Kwantum operates, in the Netherlands and in Belgium, a chain of shops selling interior design articles, in particular home furniture. In 2014, Vitra ascertained that Kwantum was marketing a chair called the ‘Paris chair’, in breach, according to Vitra, of the copyright which it held in the DSW chair. De District Court, The Hague in the Netherlands held that Kwantum was nit infringing Vitra’s copyright in the Netherlands or in Belgium. The Court of Appeal in The Hague set aside that judgement stating that by marketing the Paris chair, Kwantum was infringing Vitra’s copyright in the DSW chair in the Netherlands and in Belgium.

 

 

 

 

 

 

 

 

 

 

 

 

DSW - Vitra

 

 

 

 

 

 

 

 

 

 

 

 

Paris - Kwantum

 

 

DSW                                                 Paris

 

The EU is not a party to the Berne Convention and there is no European regulation for the criterion of material reciprocity in Art. 2 (7) BC. It is assumed that EU member states may decide for themselves whether or not to disapply the criterion of material reciprocity under Art. 2 (7) BC with respect to a work whose country of origin is a third country or whose author is a third-country national. However, it could be concluded from the CJEU's RAAP (IPPT20200908, CJEU, RAAP v PPI) ruling that the criterion of material reciprocity of Art. 2(7) BC should also be excluded within the EU with respect to a work or author from a third country.

 

 In those circumstances, the Hoge Raad der Nederlanden (Supreme Court of the Netherlands) decided to stay the proceedings and to refer the following questions to the Court of Justice for a preliminary ruling:

 

"(1)      Does the situation at issue in these proceedings fall within the material scope of EU law?

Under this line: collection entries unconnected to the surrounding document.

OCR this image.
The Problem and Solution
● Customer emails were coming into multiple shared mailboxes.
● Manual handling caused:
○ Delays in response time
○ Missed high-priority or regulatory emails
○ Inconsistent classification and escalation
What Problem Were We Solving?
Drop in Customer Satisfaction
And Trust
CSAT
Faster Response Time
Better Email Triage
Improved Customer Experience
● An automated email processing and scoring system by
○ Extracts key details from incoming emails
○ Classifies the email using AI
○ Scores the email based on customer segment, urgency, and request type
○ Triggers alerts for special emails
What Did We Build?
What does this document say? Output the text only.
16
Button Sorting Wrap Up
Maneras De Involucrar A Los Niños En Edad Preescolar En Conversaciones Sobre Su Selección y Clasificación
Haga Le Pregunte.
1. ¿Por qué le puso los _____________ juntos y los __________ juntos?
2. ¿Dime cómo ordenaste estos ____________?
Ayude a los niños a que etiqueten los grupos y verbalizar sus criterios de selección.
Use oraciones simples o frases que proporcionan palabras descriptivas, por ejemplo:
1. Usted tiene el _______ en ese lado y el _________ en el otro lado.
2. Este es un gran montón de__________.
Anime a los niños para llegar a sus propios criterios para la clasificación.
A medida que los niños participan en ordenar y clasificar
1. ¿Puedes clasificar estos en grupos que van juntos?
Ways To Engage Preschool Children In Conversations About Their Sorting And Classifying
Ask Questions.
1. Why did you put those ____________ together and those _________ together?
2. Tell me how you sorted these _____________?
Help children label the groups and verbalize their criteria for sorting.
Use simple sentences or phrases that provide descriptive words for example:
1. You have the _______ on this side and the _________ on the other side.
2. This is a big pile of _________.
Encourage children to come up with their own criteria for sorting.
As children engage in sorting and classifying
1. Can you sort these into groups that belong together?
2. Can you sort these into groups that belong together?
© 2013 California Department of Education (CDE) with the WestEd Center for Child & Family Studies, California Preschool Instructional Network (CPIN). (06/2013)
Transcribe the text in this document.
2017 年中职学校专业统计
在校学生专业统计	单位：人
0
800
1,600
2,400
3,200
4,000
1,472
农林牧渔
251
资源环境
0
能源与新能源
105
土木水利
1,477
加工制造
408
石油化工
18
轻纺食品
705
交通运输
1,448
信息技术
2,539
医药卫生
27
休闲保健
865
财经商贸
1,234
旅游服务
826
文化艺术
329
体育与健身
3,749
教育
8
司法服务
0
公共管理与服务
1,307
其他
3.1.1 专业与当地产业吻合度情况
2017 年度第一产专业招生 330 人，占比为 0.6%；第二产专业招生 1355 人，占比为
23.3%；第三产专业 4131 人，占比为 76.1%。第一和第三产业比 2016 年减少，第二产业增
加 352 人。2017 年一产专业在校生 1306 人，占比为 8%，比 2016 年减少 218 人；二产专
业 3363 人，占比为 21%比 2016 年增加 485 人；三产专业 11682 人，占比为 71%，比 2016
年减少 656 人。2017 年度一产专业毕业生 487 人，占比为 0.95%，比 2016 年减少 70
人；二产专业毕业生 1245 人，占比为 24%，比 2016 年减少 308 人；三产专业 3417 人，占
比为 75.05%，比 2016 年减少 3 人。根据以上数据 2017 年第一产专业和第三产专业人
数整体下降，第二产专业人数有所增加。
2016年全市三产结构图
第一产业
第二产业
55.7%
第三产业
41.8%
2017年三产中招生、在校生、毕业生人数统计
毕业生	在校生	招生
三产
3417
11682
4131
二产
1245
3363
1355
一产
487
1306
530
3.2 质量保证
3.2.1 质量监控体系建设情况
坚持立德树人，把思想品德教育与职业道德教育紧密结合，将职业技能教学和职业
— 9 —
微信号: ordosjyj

Should the preceding question be answered in the affirmative, the following questions are also submitted.

(2)      Does the fact that copyright [in] a work of applied art forms an integral part of the right to protection of intellectual property enshrined in Article 17(2) of the Charter mean that EU law, in particular Article 52(1) of the Charter, in order to limit the exercise of copyright (within the meaning of Directive [2001/29]) [in] a work of applied art by application of the [criterion of] material reciprocity [provided for in] Article 2(7) [of the Berne Convention], requires this limitation to be provided for by law?

(3)      Must Articles 2, 3 and 4 of Directive [2001/29] and Articles 17(2) and 52(1) of the Charter, read in the light of Article 2(7) [of the Berne Convention], be interpreted as meaning that it is solely for the EU legislature (and not for national legislatures) to determine whether the exercise of copyright (within the meaning of Directive [2001/29]) in the European Union can be limited by application of the [criterion of] material reciprocity provided for in Article 2(7) [of the Berne Convention] in respect of a work of applied art whose country of origin within the meaning of [that convention] is a third country and whose author is not a national of an EU Member State and, if so, to define that limitation clearly and precisely … ?

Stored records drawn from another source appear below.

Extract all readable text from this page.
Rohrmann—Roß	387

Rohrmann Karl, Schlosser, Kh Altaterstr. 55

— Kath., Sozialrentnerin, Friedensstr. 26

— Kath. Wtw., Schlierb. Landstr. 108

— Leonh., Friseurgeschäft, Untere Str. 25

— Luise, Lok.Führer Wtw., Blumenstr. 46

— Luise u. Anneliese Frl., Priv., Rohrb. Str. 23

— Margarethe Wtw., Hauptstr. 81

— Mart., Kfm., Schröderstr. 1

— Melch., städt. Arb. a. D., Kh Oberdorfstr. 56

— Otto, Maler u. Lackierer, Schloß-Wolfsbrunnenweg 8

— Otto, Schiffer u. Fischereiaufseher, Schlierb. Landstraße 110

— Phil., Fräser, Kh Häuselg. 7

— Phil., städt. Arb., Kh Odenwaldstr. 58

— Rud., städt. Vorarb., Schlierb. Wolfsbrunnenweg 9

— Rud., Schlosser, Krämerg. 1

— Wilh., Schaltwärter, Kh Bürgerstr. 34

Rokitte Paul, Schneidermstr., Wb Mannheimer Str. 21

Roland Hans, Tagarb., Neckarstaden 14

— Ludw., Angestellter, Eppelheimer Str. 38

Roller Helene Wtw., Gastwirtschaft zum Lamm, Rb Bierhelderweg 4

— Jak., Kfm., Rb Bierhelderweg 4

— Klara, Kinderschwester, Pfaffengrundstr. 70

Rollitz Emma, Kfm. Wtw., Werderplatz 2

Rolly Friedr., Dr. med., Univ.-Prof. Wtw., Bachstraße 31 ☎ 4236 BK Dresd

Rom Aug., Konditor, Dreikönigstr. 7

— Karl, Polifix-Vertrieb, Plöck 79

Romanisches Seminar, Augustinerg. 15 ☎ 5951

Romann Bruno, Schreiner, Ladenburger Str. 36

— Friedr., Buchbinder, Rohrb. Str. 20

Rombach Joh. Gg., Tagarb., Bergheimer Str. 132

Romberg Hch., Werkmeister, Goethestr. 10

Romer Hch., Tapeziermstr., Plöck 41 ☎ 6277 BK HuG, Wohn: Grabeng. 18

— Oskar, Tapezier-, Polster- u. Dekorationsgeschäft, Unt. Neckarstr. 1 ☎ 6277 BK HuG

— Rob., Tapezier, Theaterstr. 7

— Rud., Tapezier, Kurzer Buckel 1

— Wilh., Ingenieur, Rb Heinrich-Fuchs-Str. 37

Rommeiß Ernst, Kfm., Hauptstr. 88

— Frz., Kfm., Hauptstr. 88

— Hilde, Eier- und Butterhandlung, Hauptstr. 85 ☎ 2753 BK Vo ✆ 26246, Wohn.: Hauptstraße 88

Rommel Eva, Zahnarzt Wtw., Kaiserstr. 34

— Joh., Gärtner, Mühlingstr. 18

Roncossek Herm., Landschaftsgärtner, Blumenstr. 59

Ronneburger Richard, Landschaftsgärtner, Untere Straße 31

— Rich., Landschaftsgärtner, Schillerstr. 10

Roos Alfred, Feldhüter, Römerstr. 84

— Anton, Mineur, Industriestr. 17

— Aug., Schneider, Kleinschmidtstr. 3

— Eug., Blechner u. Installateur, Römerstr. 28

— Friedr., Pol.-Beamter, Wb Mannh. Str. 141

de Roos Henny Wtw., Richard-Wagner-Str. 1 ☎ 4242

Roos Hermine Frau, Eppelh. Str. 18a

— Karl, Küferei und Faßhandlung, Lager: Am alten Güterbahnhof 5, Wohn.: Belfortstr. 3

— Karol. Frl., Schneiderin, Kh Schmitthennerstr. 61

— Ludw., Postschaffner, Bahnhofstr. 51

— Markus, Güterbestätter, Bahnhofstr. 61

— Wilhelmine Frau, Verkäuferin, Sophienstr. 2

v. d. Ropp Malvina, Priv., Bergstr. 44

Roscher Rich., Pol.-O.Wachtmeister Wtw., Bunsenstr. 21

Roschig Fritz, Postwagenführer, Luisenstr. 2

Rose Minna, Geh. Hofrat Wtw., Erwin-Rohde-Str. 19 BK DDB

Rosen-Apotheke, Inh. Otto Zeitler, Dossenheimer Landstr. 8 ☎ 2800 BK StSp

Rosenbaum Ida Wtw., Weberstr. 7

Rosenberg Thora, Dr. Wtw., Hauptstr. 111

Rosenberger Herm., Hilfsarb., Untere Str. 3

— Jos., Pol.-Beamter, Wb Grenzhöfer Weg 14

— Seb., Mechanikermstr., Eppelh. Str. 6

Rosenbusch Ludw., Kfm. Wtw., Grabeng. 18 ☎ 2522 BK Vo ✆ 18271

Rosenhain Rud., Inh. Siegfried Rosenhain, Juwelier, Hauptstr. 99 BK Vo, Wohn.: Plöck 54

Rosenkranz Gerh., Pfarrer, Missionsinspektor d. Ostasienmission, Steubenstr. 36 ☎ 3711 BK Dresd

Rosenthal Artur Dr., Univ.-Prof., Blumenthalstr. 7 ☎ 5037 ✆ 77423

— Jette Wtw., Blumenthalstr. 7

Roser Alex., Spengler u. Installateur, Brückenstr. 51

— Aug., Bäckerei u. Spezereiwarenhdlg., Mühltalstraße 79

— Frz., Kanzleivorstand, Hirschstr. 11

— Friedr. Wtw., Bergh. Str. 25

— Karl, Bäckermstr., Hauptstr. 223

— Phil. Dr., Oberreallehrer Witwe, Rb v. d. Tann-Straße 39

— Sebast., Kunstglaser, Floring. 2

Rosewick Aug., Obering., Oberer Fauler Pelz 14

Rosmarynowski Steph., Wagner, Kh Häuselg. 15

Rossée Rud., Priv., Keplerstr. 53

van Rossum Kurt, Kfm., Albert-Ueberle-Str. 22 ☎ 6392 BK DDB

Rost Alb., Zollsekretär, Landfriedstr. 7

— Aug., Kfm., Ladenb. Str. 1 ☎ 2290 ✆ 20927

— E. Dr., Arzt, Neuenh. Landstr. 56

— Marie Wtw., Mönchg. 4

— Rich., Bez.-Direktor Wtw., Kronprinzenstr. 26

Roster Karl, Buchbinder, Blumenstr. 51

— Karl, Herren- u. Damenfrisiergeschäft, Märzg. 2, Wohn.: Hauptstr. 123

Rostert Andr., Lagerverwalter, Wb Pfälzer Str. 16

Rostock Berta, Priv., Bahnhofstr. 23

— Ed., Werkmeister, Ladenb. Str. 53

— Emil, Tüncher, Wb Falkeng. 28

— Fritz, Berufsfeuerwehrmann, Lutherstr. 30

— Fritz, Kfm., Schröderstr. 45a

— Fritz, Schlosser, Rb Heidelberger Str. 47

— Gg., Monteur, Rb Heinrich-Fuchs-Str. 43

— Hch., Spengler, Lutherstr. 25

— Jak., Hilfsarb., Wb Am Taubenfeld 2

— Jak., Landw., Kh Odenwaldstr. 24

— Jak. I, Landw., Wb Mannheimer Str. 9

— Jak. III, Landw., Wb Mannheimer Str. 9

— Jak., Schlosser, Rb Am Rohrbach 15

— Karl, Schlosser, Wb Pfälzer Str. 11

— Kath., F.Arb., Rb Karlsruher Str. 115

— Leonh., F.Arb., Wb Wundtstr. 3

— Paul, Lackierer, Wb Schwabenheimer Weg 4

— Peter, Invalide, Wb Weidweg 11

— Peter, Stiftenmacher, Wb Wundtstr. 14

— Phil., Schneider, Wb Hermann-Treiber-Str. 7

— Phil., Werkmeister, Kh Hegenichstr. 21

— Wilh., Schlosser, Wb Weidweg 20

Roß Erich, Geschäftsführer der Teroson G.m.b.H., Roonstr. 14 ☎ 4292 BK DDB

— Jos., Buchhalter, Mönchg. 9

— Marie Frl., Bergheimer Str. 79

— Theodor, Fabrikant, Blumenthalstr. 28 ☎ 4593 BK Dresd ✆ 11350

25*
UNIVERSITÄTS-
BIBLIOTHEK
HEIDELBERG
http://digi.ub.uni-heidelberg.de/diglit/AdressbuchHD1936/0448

(4)      Must Articles 2, 3 and 4 of Directive [2001/29], read in conjunction with Articles 17(2) and 52(1) of the Charter, be interpreted as meaning that[,] as long as the EU legislature has not provided for a limitation [on] the exercise of copyright (within the meaning of Directive [2001/29]) [in] a work of applied art by application of the [criterion of] material reciprocity [provided for in] Article 2(7) [of the Berne Convention], EU Member States may not apply that [criterion] in respect of a work of applied art whose country of origin within the meaning of [that convention] is a third country and whose author is not a national of an EU Member State?

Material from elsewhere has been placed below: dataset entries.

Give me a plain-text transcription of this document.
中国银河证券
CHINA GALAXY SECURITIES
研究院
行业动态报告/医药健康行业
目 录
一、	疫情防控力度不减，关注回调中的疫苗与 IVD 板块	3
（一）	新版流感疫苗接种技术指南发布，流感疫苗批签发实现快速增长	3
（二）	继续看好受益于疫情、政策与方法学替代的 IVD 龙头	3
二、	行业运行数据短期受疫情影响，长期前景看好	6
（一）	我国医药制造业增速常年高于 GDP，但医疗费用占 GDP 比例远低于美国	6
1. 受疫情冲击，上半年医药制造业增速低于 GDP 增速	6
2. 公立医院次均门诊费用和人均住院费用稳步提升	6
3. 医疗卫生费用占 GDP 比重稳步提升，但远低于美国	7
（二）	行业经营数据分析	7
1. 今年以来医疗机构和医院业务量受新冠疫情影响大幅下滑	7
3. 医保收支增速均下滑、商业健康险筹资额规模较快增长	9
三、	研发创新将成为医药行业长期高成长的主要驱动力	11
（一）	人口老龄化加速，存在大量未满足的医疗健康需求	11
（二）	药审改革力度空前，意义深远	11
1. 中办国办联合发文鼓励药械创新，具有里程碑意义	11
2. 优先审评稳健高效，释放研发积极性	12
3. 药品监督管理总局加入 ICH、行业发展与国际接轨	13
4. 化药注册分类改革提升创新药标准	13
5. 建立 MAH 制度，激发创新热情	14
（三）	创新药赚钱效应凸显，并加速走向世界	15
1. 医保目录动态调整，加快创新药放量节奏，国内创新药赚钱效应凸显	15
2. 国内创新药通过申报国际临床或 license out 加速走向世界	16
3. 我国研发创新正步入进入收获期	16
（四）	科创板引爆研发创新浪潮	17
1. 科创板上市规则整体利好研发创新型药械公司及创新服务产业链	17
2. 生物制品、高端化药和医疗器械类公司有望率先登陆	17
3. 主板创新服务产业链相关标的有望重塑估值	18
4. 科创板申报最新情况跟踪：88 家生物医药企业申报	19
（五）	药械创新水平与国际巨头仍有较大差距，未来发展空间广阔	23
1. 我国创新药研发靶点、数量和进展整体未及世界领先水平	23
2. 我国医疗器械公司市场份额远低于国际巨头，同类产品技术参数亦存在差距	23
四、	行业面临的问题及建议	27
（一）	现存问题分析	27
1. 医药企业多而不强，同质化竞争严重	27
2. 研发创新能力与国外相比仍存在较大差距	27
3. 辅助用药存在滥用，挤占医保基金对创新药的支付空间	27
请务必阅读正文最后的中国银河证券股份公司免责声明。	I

(5)      In the circumstances at issue in the present proceedings and given the time of the establishment of (the predecessor of) Article 2(7) [of the Berne Convention], are the conditions of the first paragraph of Article 351 TFEU satisfied for [the Kingdom of] Belgium, meaning that [that Member State] is therefore free to apply the [criterion of] material reciprocity provided for in Article 2(7) [of that convention], taking into account the fact that[,] in the present case[,] the country of origin acceded to the Berne Convention on 1 May 1989?"